どの研修機関にも共通して言えるのは、派遣する日本語教師の人件費、カリキュラムの策定、教材選定のコスト、研修実施中の管理コストなどがかかっているということです。これらを踏まえると、1時間あたり4,000~10,000円程度が目安になります。公的機関のほうが比較的リーズナブルで、民間は比較的高額な傾向にあります。

また、受講する外国人社員の人数や、クラス編成によっても費用は変動します。ただし、研修機関によっては「○人まで同額」といった金額設定を行っているところもありますので、見積もりを取った際にきちんと確認しておくことが大切です。
最終的に、研修費用の総額は「1時間あたりの金額×総時間」で決まります。
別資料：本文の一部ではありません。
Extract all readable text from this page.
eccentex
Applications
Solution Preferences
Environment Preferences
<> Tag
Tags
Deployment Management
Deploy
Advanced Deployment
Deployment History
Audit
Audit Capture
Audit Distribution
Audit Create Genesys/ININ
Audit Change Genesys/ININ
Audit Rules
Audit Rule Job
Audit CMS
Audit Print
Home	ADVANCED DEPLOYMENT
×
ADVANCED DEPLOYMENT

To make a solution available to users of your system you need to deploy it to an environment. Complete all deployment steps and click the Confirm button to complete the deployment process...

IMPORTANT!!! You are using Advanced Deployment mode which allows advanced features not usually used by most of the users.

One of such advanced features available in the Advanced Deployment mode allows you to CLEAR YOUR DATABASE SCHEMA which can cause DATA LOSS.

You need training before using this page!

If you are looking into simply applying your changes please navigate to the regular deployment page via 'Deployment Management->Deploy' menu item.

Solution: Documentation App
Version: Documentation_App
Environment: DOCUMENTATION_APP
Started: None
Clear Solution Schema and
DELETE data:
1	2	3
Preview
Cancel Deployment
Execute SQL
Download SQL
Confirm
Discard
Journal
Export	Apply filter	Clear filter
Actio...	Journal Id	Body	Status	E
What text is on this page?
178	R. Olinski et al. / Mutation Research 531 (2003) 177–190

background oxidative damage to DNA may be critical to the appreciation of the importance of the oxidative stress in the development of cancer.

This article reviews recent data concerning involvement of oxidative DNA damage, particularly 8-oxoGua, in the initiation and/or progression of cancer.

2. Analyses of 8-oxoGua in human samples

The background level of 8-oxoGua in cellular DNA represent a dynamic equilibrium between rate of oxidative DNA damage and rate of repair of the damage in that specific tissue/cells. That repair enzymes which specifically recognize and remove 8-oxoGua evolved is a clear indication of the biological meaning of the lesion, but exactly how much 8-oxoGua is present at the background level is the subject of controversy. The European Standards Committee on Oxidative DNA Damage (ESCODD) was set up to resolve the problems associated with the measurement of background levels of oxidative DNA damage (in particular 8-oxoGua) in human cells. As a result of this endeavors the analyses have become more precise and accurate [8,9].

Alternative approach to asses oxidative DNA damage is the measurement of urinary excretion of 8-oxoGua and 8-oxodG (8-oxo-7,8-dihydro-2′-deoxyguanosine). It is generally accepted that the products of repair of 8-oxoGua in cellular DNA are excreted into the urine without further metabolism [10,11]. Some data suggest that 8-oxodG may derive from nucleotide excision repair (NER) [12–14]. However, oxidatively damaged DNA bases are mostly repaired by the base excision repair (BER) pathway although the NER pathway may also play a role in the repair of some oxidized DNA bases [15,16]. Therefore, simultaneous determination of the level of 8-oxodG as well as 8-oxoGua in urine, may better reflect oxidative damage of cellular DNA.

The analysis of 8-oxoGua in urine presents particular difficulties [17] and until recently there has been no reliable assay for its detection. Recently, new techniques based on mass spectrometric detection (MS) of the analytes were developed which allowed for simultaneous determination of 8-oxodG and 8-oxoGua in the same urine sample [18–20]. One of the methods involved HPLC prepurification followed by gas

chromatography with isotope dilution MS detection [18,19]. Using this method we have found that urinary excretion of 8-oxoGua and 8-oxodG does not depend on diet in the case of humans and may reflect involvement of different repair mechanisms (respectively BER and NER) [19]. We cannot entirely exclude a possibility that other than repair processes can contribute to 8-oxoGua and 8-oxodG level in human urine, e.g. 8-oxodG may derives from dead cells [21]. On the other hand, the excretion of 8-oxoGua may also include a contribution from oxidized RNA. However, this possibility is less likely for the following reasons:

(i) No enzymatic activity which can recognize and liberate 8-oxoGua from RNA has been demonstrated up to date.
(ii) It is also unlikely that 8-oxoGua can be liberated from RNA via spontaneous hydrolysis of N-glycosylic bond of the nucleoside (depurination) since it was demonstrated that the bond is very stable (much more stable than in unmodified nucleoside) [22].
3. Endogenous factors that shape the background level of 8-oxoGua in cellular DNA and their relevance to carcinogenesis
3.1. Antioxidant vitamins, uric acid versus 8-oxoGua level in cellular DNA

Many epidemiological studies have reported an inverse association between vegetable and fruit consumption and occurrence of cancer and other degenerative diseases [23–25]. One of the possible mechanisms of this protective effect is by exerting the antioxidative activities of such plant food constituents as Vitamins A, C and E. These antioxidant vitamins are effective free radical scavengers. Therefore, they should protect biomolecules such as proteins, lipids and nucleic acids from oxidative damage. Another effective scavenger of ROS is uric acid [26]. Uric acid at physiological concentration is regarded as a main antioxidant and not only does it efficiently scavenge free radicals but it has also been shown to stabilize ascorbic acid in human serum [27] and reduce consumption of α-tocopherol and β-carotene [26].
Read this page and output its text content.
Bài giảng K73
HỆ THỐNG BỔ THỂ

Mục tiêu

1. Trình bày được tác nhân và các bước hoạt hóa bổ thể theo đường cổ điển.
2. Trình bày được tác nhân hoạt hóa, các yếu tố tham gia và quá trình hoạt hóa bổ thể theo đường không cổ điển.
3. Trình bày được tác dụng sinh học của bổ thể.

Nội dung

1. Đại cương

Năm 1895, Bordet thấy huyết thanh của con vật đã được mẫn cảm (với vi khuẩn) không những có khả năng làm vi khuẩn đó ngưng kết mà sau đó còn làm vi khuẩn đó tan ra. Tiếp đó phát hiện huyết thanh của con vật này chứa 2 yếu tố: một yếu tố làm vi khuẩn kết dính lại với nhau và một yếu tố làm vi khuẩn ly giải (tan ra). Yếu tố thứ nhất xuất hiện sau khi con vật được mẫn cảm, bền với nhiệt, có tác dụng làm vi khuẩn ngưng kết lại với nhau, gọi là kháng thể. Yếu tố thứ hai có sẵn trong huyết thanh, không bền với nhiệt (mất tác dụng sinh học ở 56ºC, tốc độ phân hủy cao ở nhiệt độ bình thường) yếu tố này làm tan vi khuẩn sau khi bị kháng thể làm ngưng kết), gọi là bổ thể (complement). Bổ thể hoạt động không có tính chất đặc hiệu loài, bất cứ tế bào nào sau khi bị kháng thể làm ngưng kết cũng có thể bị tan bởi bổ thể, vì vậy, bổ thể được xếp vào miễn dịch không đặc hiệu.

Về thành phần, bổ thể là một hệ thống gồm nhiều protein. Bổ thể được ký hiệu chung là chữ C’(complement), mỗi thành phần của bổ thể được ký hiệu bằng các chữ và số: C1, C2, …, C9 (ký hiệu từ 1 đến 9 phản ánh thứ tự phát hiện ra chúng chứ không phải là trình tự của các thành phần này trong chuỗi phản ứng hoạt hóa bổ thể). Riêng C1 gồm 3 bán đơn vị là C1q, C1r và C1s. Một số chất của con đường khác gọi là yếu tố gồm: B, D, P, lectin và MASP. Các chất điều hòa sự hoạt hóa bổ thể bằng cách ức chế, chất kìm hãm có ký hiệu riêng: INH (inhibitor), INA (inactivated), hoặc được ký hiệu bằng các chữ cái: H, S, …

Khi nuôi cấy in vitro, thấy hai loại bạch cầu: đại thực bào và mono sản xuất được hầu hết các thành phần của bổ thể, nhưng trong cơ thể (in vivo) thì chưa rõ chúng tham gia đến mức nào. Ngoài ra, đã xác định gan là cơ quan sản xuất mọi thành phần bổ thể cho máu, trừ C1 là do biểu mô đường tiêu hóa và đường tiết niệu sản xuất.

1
総額のみを提示された場合は、内訳を見せてもらってもよいでしょう。不必要な部分は削ってもらうのも一つの方法です。

綿密なコミュニケーションと選定先の見極めが成功のカギ

企業の日本語研修を外部委託するにあたっての流れや、重要なポイントを解説いたしましたが、参考にしていただけましたでしょうか。

官民問わず、日本語研修機関の数は非常に多くありますが、選定のコツやポイントを押さえておくことで、自社にマッチした研修機関を見つけることができます。

また、日本語研修を成功に導くためには、社内での情報共有や、研修を受講する外国人社員本人、現場の上司との密接なコミュニケーションも重要です。以降の語学習得や、組織全体の働きやすさにも関わってきますので、都度状況把握をしておくことが大切です。

プロの専門機関だからと任せがちになってしまうことが多いですが、自社でしっかりと手綱を握り、主体的に研修に関わっていきましょう。